Defesa alegou ausência de denúncia da PGR, mas STF reforçou descumprimento de regras anteriores como justificativa

Por Redação / 14 de outubro de 2025

© Marcelo Camargo/Agência Brasil

Foto: Marcelo Camargo/Agência Brasil

O ministro Alexandre de Moraes, do Supremo Tribunal Federal, negou pedido da defesa para revogar a prisão domiciliar e as medidas cautelares impostas ao ex-presidente da República Jair Bolsonaro.

Os advogados de Bolsonaro alegaram que não haveria mais fundamento para a manutenção das medidas, uma vez que o ex-presidente não foi denunciado pela Procuradoria-Geral da República (PGR) no âmbito do Inquérito (INQ) 4995, que apura coação e tentativa de obstrução da Justiça no julgamento da ação por tentativa de golpe.

Em sua decisão, o ministro considerou necessária a manutenção da prisão domiciliar e das demais medidas cautelares. Ele destacou que Bolsonaro foi recentemente condenado, na Ação Penal (AP) 2668, à pena de 27 anos e três meses de reclusão, em regime fechado, e que, além disso, descumpriu reiteradamente medidas cautelares anteriormente impostas.

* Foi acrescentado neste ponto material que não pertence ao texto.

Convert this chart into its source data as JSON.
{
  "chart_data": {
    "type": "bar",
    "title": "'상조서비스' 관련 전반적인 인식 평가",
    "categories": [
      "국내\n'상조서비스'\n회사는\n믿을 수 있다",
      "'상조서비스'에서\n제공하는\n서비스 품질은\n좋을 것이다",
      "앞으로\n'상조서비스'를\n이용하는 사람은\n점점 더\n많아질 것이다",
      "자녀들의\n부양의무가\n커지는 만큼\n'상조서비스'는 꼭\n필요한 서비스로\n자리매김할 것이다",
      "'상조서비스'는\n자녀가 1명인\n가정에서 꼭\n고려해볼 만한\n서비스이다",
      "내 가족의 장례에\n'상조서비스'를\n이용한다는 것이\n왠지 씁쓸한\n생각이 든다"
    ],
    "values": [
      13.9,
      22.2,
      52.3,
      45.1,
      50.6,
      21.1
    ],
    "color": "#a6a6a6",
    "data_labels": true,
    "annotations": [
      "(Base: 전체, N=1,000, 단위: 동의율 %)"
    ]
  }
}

O relator citou trecho da manifestação da PGR segundo o qual as medidas são imprescindíveis para evitar risco de fuga e para assegurar a execução da pena imposta ao réu pela Primeira Turma do STF.

Para o ministro, a garantia da ordem pública e a necessidade de assegurar a plena aplicação da lei penal justificam a continuidade das medidas, “compatibilizando de maneira razoável, proporcional e adequada a Justiça Penal e o direito à liberdade”.

Cautelares

Bolsonaro cumpre prisão domiciliar desde 4 de agosto deste ano, determinada após o descumprimento de medidas cautelares já fixadas pela Corte. Ele utiliza tornozeleira eletrônica e está proibido de acessar embaixadas e consulados, de manter contato com embaixadores e autoridades estrangeiras e de utilizar redes sociais, direta ou indiretamente, inclusive por intermédio de terceiros.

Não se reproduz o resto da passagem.